You can apply the patch by going into the $CFDEM_LIGGGHTS_SRC_DIR and doing
patch -p1 < path/to/liggghts-cg.patch

This patch teaches liggghts to read parameters of the type:
coarsegraining cg
where cg is the scaling factor. This command should be put very early in the run script. Read the works of Bierwisch to get the theoretical background. CFDEMcoupling automatically gets this info and scales drag appropriately.

Min Zhang's picture

Min Zhang | Thu, 06/28/2018 - 02:03

Hello Paul,

Thank you so much for your reply.

I am wondering whether I could ask more questions.
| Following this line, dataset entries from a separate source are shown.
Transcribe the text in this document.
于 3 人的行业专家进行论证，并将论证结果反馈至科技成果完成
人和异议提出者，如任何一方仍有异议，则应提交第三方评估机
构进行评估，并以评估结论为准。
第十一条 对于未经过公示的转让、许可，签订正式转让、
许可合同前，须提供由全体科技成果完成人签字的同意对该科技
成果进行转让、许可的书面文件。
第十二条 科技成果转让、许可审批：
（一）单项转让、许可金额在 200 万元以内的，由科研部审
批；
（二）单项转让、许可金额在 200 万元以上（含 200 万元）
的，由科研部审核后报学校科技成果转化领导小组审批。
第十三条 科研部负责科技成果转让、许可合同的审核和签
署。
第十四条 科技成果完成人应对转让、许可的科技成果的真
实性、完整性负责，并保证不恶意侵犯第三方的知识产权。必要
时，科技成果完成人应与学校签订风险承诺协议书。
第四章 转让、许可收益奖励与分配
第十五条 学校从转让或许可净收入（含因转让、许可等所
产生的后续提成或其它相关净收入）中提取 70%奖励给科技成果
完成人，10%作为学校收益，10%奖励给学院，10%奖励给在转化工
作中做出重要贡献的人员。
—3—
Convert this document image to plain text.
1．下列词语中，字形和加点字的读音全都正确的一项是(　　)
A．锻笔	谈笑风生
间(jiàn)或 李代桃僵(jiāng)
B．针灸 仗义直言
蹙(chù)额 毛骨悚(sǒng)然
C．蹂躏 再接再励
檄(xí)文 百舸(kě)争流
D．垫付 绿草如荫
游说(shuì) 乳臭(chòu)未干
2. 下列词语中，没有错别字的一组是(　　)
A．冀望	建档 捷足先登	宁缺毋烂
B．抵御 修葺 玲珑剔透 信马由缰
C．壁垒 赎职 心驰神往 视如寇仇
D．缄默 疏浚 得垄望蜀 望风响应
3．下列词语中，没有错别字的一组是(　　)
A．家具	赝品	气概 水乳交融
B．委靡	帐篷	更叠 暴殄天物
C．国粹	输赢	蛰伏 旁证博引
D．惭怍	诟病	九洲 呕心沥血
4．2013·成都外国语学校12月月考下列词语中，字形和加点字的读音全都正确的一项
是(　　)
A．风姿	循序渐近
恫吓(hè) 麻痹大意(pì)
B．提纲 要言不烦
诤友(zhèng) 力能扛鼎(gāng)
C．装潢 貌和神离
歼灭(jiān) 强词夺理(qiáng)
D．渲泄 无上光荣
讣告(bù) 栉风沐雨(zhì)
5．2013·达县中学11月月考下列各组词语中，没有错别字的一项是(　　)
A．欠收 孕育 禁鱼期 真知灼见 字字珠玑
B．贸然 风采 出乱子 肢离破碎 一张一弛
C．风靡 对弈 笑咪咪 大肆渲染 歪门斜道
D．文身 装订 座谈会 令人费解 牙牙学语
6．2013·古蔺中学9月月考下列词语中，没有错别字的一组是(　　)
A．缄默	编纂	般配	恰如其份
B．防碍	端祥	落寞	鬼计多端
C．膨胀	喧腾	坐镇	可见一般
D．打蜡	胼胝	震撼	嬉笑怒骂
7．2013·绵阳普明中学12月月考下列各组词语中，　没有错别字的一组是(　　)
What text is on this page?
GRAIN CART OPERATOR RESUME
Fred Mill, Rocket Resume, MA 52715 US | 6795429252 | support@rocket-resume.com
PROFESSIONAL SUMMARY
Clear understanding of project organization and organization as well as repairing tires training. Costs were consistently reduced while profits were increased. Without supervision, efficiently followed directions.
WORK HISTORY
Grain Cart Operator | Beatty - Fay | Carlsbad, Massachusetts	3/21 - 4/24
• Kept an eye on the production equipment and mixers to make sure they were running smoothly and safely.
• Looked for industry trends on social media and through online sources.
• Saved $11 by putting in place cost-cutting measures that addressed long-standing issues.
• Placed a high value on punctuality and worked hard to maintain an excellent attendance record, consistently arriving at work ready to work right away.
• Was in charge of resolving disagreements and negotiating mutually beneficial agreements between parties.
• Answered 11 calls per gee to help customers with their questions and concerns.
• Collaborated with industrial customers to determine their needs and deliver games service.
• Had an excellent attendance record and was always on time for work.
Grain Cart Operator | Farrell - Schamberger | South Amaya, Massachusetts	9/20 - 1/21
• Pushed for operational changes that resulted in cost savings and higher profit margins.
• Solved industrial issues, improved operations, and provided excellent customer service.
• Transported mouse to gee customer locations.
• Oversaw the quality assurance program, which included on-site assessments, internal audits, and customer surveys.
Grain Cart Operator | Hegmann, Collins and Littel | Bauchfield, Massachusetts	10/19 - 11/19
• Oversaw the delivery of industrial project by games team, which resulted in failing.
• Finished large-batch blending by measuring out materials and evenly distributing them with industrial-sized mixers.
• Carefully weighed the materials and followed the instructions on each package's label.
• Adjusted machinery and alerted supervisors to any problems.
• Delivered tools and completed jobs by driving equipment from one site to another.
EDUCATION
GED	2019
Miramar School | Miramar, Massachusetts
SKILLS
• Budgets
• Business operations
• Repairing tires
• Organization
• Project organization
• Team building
1. Has CG CFD-DEM been implemented as a feature in the latest CFDEMcoupling version by default, or it is still under the hood?

2. The patch file name is liggghts-cg.patch. What I need to do is go into $CFDEM_LIGGGHTS_SRC_DIR, copy this patch file into this path, and then do patch -p1 < path/to/liggghts-cg.patch. Then, coarsegraining cg command is ready to use in the liggghts input file. Yes?

3. The software versions I am using are: OpenFOAM-2.4.x, LIGGGHTS 3.6.0, CFDEMcoupling-PUBLIC-2.4.x. I am wondering whether I need to upgrade to the latest version or newer versions.

Thanks and best regards,
Min

paul | Thu, 06/28/2018 - 10:21

1. It has been a "hidden" feature for a long time.

2. Yes, but if you copy it into the $CFDEM_LIGGGHTS_SRC_DIR, the command is patch -p1 < liggghts-cg.patch

3. If the patch applies cleanly, you should be fine.

Min Zhang's picture

Min Zhang | Thu, 06/28/2018 - 19:02

Hello Paul,

After I apply this patch, do I need to compile liggghts again?

Thanks and best regards,
Min